The insurance bill, which was unveiled on the second anniversary of the San José accident in August, would essentially eliminate the distinction between unskilled laborers and skilled workers. This means the state could send mining workers to be treated, for the first time, at hospitals managed by mutual companies, which could bid on tenders for public health contracts.

In addition, and more controversially, the bill proposes a change in the contributions scheme. Currently the cost of insurance is split between the employer and employee (based on a percentage of the employee’s salary), but the bill would add a third component financed by companies as a group or industry. This premium, adjusted according to the sector’s risk, would be the same amount whether the company is big or small and has excellent safety standards in place or not.

The idea is that bigger, safer mines will be forced to drag those with worse reputations up to their level, lowering the risk for their sector as a whole and thus the cost of insuring their workforce. This should pressure companies with a better safety track record into sharing expertise and resources in order to raise the safety standards of the industry.

This is exactly what the small mines want, according to Araya, and because the mining sector is comparatively low risk compared to the manufacturing and construction sectors, the premium would not be high. But not everyone thinks tackling mining safety through workplace insurance reform is a good idea.

Mutual companies believe that the proposal is fundamentally unjust and that the government needs to find another way of lowering costs. “If you work in a company, whether it is big or small, with a good record but you are in a risky sector then you are going to have to pay more and this is a disincentive. It just doesn’t make sense,” says Evans.
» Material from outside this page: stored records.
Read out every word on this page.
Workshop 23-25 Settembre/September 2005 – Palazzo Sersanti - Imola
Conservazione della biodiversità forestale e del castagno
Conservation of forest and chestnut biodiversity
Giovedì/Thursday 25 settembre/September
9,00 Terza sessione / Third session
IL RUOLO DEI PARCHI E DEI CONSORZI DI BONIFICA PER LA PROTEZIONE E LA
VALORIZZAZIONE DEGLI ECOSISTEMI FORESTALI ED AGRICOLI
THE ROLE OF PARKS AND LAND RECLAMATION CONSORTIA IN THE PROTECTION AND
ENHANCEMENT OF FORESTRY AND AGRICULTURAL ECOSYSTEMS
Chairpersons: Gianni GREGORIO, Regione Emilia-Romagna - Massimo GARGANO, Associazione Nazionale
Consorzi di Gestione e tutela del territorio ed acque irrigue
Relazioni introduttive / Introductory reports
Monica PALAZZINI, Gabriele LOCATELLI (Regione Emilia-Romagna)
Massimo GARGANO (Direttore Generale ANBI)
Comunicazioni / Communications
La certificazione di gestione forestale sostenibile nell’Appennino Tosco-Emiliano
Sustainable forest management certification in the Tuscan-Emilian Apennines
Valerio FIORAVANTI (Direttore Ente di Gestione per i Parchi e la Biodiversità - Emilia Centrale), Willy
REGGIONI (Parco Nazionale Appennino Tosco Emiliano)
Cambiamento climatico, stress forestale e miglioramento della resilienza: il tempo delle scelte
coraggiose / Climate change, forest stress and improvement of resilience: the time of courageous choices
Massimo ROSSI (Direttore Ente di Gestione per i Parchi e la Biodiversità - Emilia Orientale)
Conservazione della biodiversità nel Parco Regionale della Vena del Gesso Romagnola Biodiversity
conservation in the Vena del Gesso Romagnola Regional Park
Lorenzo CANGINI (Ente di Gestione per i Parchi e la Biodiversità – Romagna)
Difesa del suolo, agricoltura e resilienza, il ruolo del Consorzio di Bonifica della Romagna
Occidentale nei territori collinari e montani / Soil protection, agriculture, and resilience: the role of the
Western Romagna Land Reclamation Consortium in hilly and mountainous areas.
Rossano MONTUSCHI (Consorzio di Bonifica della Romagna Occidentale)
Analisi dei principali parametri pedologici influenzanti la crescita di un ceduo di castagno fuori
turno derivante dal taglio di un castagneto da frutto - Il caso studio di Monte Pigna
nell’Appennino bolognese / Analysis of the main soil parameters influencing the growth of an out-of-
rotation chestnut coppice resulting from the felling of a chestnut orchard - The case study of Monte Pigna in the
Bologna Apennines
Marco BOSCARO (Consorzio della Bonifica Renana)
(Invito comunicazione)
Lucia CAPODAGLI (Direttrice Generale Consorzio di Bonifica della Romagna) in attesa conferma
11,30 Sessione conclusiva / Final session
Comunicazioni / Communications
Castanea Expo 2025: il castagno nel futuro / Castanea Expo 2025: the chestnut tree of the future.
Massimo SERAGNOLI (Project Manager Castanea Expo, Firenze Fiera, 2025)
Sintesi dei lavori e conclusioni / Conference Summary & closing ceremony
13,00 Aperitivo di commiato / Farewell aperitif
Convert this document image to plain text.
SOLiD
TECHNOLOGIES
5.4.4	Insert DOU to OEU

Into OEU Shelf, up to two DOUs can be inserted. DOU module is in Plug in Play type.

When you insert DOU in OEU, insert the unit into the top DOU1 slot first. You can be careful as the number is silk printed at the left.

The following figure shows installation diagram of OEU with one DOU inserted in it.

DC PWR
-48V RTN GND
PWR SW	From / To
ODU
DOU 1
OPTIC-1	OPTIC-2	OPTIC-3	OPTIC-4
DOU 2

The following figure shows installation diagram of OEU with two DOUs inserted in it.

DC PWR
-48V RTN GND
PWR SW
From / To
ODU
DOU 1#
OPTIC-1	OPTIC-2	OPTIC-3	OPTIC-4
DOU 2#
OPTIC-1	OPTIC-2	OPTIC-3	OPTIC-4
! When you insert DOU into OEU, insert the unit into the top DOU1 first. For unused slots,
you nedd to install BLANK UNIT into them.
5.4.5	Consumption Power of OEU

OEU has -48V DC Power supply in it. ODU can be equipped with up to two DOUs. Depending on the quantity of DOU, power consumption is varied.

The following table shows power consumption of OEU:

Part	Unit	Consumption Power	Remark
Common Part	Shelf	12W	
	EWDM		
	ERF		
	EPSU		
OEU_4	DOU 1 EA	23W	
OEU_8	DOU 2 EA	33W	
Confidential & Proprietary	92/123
For Brian Kohler, legislation to improve mining safety is, ultimately, a matter of simple business sense. “It is our hope that employers will come to understand that they also will gain from improved health and safety in mines,” he says.

With Chile pushing its mining activities forward, mining safety is only going to become more vital and the need for legislation that benefits the whole industry even more pressing. Accidents will continue to happen but better regulations are needed to protect Chile’s miners – considering their importance for the economy, that’s the least they deserve.